KELEIGH ISHAMGRIFFITHS
[email protected]These pancakes were a bit bland for my taste. I think I would have liked them better if I had added some more seasonings to the batter.
Milton Nyelle
[email protected]I followed the recipe exactly and my pancakes turned out perfectly. They were light and fluffy, with a crispy exterior. The bacon and parmesan added a nice savory touch. I would definitely recommend this recipe to anyone looking for a delicious glute
Mirzajani Mirzajani
[email protected]These pancakes were a bit too dense for my taste. I think I would have preferred them if they were made with all-purpose flour instead of cornmeal.
CrazyCrypticKid
[email protected]I'm always looking for new gluten-free breakfast recipes, and these pancakes definitely fit the bill. They were light and fluffy, and the bacon and parmesan gave them a nice savory flavor. I will definitely be making these again!
Tik tok Roast シ
[email protected]These pancakes were easy to make and tasted great. I liked that they were gluten-free, so I could enjoy them without feeling guilty.
Brandy Bailey
[email protected]I made these pancakes for breakfast this morning and they were delicious!

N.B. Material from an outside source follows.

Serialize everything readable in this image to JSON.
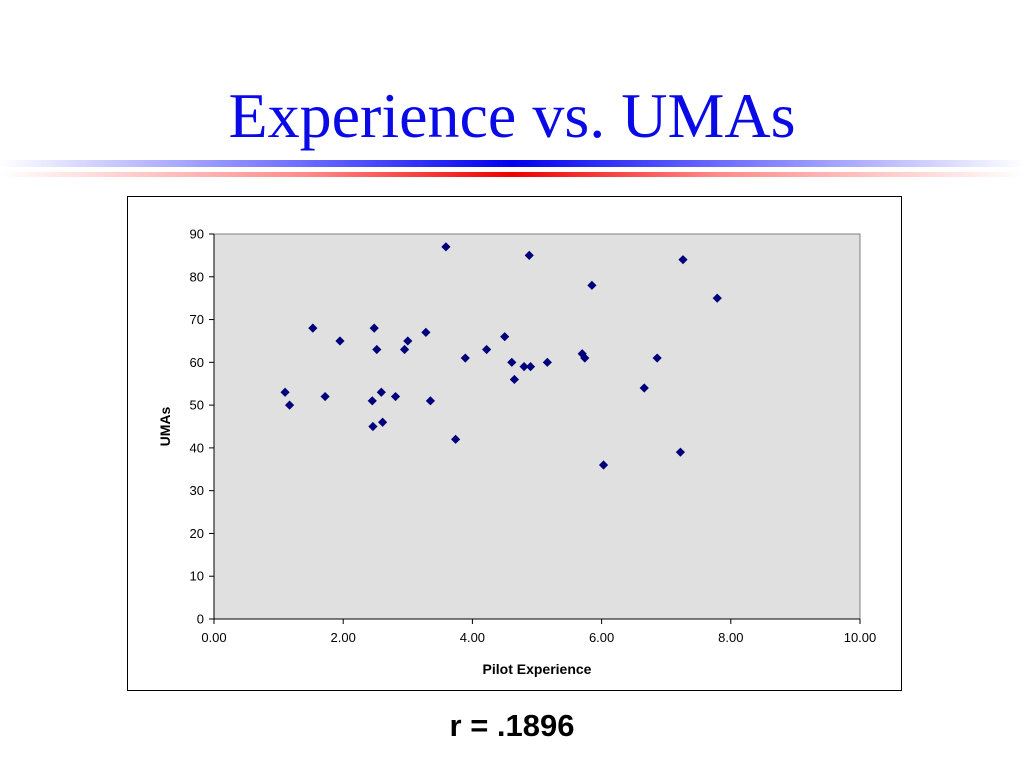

I used regular flour instead of gluten-free flour and they turned out great. I also added some chopped green onions to the batter, which gave them a nice extra flavor.
Joy Halder
[email protected]I'm not a huge fan of cornmeal pancakes, but these were surprisingly good! The bacon and parmesan added a lot of flavor, and the pancakes were nice and fluffy.
Gadesh Bhujel
[email protected]These pancakes were a hit with my family! They were fluffy and flavorful, and the bacon and parmesan added a nice savory touch. I will definitely be making these again.